И только спустя несколько дней Марк, после случившегося, войдя в комнату деда, в которую не входил уже давным-давно, обнаружил на подоконнике фотографии, которые дед наделал старой «мыльницей». На фотографиях были изображения Роберта и Кристины. На каждом красовалась нарисованная черным маркером мишень и красные поражения, как бы от пуль, в груди у каждого. Марк, застыв, смотрел на это, не понимая, как же это? Трудно осознавая своим, в принципе, детским и еще очень чистым разумом, что такое вообще возможно…





5

Рыжий кот Марка был с характером.

Проснувшись, в пять утра Мишка, так звали кота, первым делом шел будить Марка.

И Марку снилось, что он, оседлав здоровенный мешок с кормом, жадно ест, сухие подушечки трещат у него за ушами, а кот жалобно следит за каждою горстью, которую он отправляет себе в рот. Марк, не вынеся скорби кота делал широкий жест рукой и обрадованный Мишка взлетал на мешок, весь погружаясь в корм, счастливый ел и ел…

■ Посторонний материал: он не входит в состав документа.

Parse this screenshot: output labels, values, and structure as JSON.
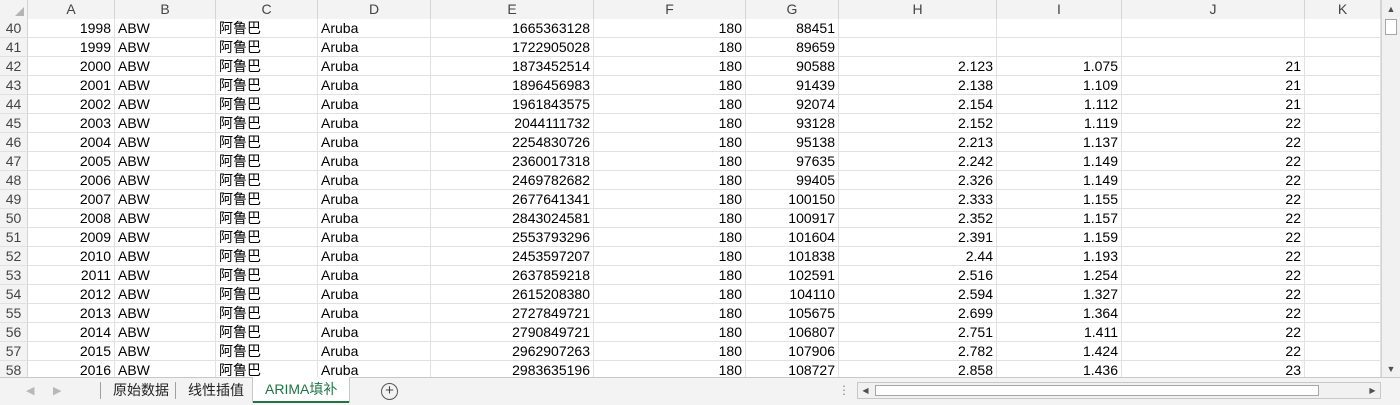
{
  "columns": [
    "A",
    "B",
    "C",
    "D",
    "E",
    "F",
    "G",
    "H",
    "I",
    "J",
    "K"
  ],
  "rows": [
    {
      "row": "40",
      "a": "1998",
      "b": "ABW",
      "c": "阿鲁巴",
      "d": "Aruba",
      "e": "1665363128",
      "f": "180",
      "g": "88451",
      "h": "",
      "i": "",
      "j": ""
    },
    {
      "row": "41",
      "a": "1999",
      "b": "ABW",
      "c": "阿鲁巴",
      "d": "Aruba",
      "e": "1722905028",
      "f": "180",
      "g": "89659",
      "h": "",
      "i": "",
      "j": ""
    },
    {
      "row": "42",
      "a": "2000",
      "b": "ABW",
      "c": "阿鲁巴",
      "d": "Aruba",
      "e": "1873452514",
      "f": "180",
      "g": "90588",
      "h": "2.123",
      "i": "1.075",
      "j": "21"
    },
    {
      "row": "43",
      "a": "2001",
      "b": "ABW",
      "c": "阿鲁巴",
      "d": "Aruba",
      "e": "1896456983",
      "f": "180",
      "g": "91439",
      "h": "2.138",
      "i": "1.109",
      "j": "21"
    },
    {
      "row": "44",
      "a": "2002",
      "b": "ABW",
      "c": "阿鲁巴",
      "d": "Aruba",
      "e": "1961843575",
      "f": "180",
      "g": "92074",
      "h": "2.154",
      "i": "1.112",
      "j": "21"
    },
    {
      "row": "45",
      "a": "2003",
      "b": "ABW",
      "c": "阿鲁巴",
      "d": "Aruba",
      "e": "2044111732",
      "f": "180",
      "g": "93128",
      "h": "2.152",
      "i": "1.119",
      "j": "22"
    },
    {
      "row": "46",
      "a": "2004",
      "b": "ABW",
      "c": "阿鲁巴",
      "d": "Aruba",
      "e": "2254830726",
      "f": "180",
      "g": "95138",
      "h": "2.213",
      "i": "1.137",
      "j": "22"
    },
    {
      "row": "47",
      "a": "2005",
      "b": "ABW",
      "c": "阿鲁巴",
      "d": "Aruba",
      "e": "2360017318",
      "f": "180",
      "g": "97635",
      "h": "2.242",
      "i": "1.149",
      "j": "22"
    },
    {
      "row": "48",
      "a": "2006",
      "b": "ABW",
      "c": "阿鲁巴",
      "d": "Aruba",
      "e": "2469782682",
      "f": "180",
      "g": "99405",
      "h": "2.326",
      "i": "1.149",
      "j": "22"
    },
    {
      "row": "49",
      "a": "2007",
      "b": "ABW",
      "c": "阿鲁巴",
      "d": "Aruba",
      "e": "2677641341",
      "f": "180",
      "g": "100150",
      "h": "2.333",
      "i": "1.155",
      "j": "22"
    },
    {
      "row": "50",
      "a": "2008",
      "b": "ABW",
      "c": "阿鲁巴",
      "d": "Aruba",
      "e": "2843024581",
      "f": "180",
      "g": "100917",
      "h": "2.352",
      "i": "1.157",
      "j": "22"
    },
    {
      "row": "51",
      "a": "2009",
      "b": "ABW",
      "c": "阿鲁巴",
      "d": "Aruba",
      "e": "2553793296",
      "f": "180",
      "g": "101604",
      "h": "2.391",
      "i": "1.159",
      "j": "22"
    },
    {
      "row": "52",
      "a": "2010",
      "b": "ABW",
      "c": "阿鲁巴",
      "d": "Aruba",
      "e": "2453597207",
      "f": "180",
      "g": "101838",
      "h": "2.44",
      "i": "1.193",
      "j": "22"
    },
    {
      "row": "53",
      "a": "2011",
      "b": "ABW",
      "c": "阿鲁巴",
      "d": "Aruba",
      "e": "2637859218",
      "f": "180",
      "g": "102591",
      "h": "2.516",
      "i": "1.254",
      "j": "22"
    },
    {
      "row": "54",
      "a": "2012",
      "b": "ABW",
      "c": "阿鲁巴",
      "d": "Aruba",
      "e": "2615208380",
      "f": "180",
      "g": "104110",
      "h": "2.594",
      "i": "1.327",
      "j": "22"
    },
    {
      "row": "55",
      "a": "2013",
      "b": "ABW",
      "c": "阿鲁巴",
      "d": "Aruba",
      "e": "2727849721",
      "f": "180",
      "g": "105675",
      "h": "2.699",
      "i": "1.364",
      "j": "22"
    },
    {
      "row": "56",
      "a": "2014",
      "b": "ABW",
      "c": "阿鲁巴",
      "d": "Aruba",
      "e": "2790849721",
      "f": "180",
      "g": "106807",
      "h": "2.751",
      "i": "1.411",
      "j": "22"
    },
    {
      "row": "57",
      "a": "2015",
      "b": "ABW",
      "c": "阿鲁巴",
      "d": "Aruba",
      "e": "2962907263",
      "f": "180",
      "g": "107906",
      "h": "2.782",
      "i": "1.424",
      "j": "22"
    },
    {
      "row": "58",
      "a": "2016",
      "b": "ABW",
      "c": "阿鲁巴",
      "d": "Aruba",
      "e": "2983635196",
      "f": "180",
      "g": "108727",
      "h": "2.858",
      "i": "1.436",
      "j": "23"
    }
  ],
  "sheets": [
    {
      "label": "原始数据",
      "active": false
    },
    {
      "label": "线性插值",
      "active": false
    },
    {
      "label": "ARIMA填补",
      "active": true
    }
  ],
  "icons": {
    "tab_prev": "chevron-left-icon",
    "tab_next": "chevron-right-icon",
    "add_sheet": "plus-circle-icon",
    "scroll_up": "triangle-up-icon",
    "scroll_down": "triangle-down-icon",
    "scroll_left": "triangle-left-icon",
    "scroll_right": "triangle-right-icon"
  },
  "colors": {
    "active_tab": "#217346",
    "header_bg": "#f3f3f3",
    "gridline": "#e1e1e1"
  }
}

Марк просыпался и хватался за тапку, угрожая. Кот, до того не сводивший с него пристального взгляда, тут же поспешно покидал комнату мальчика.

Впрочем, мать ему всегда поддавалась. Марк слышал, как буквально через минуту кошачьего гипноза, мать просыпалась, тащилась на кухню, насыпала ему в одну миску корм, освежала воду в другой и все это с прибаутками о бедном оголодавшем котенке.

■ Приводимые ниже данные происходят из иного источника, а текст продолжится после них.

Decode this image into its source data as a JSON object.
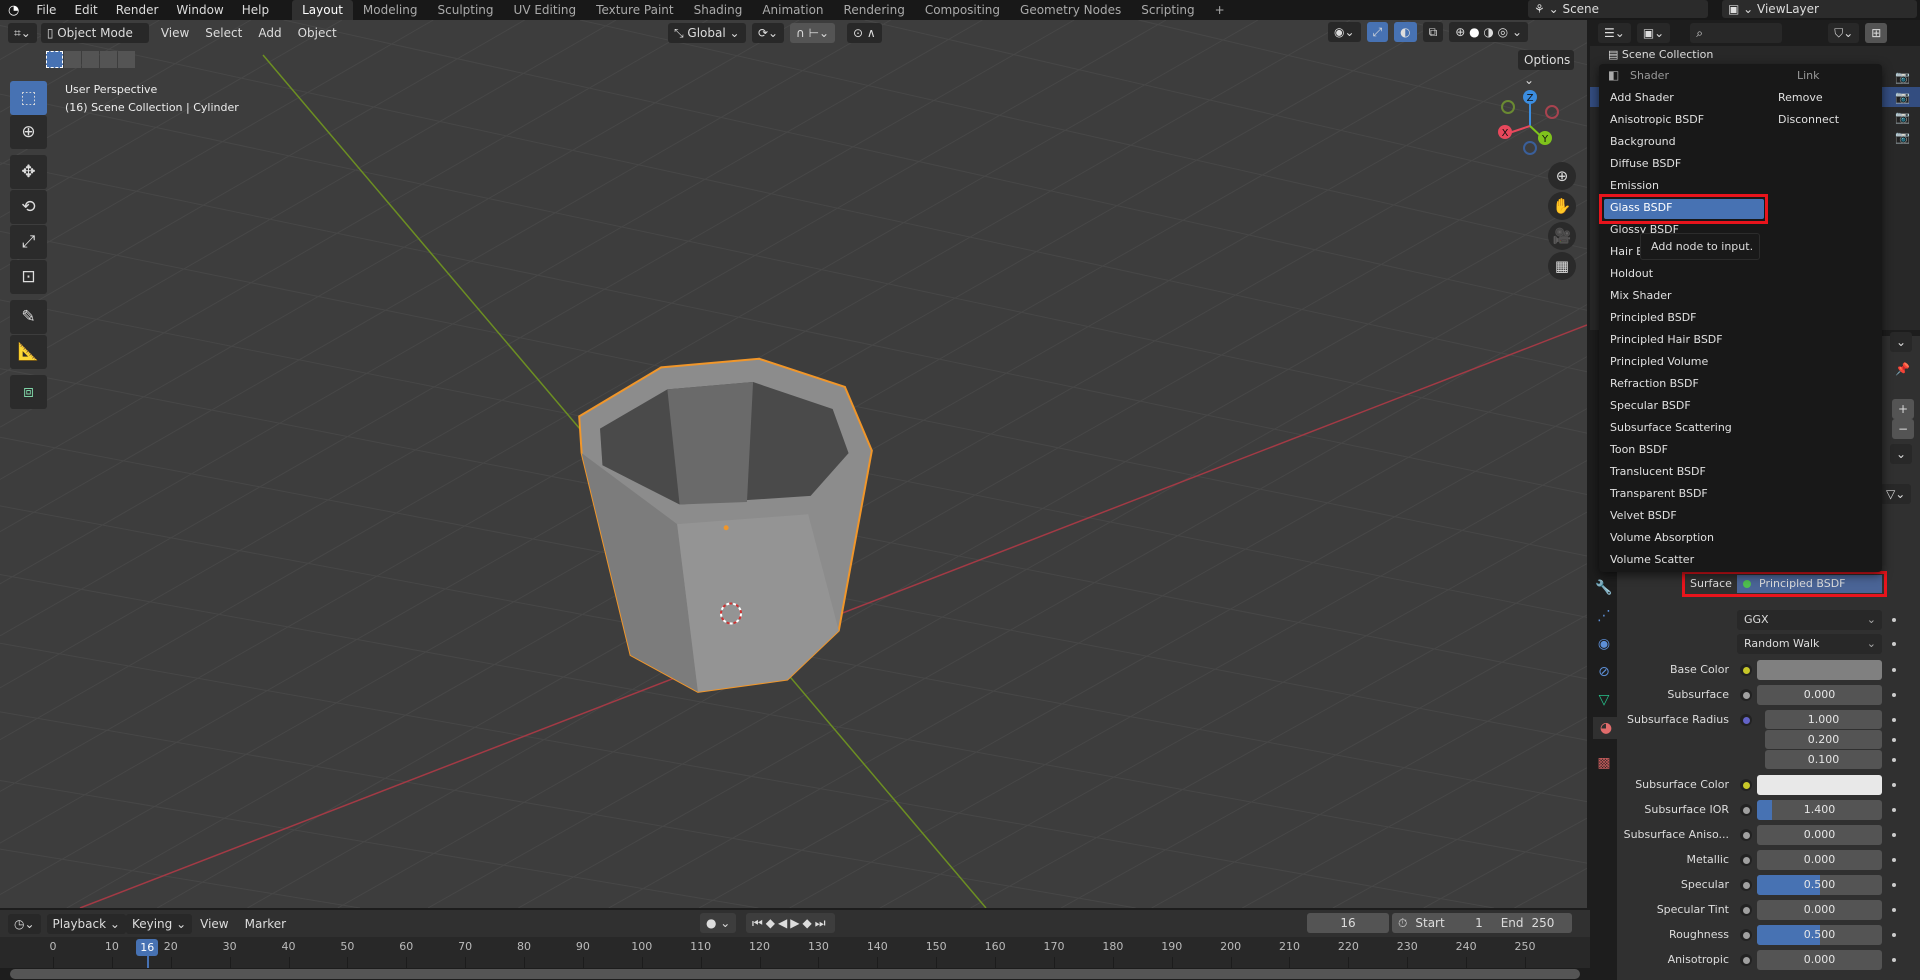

Мать у Марка любила пожалеть. Она была добра ко всем. Это была полная тридцатипятилетняя женщина с очень приятным лицом, своими манерами она всем напоминала этакую добрую бабушку. Прибираясь в доме, она всегда что-нибудь напевала и ее голос удивительно нежный, совершенно очаровывал кота, и он неотступно следовал за нею повсюду.

Она его не понимала и только смеялась на его неуклюжие попытки привлечь ее внимание. Он специально прыгал на веник и, обхватывая его лапами, пытался на нем удержаться, когда она подметала пол в квартире. Также он ездил на швабре с мокрой тряпкой, пока мать не стряхивала его, ласково журя за шалости.

Но, когда она, оставив вязание, смотрела что-нибудь захватывающее по телевизору, кот обязательно забирался к ней на руки. И обретал долгожданное счастье, все чего он добивался от нее, а она не могла отказать ему в этом простом удовольствии.

Мать укладывала кота наподобие грудного младенца и, поместив так, начинала укачивать. Мишка был доволен. Под мерное покачивание он довольно скоро засыпал и сопел громко, без притворства, уткнувшись носом в ее полную грудь, видя сны и расслабившись до уровня тряпичной куклы.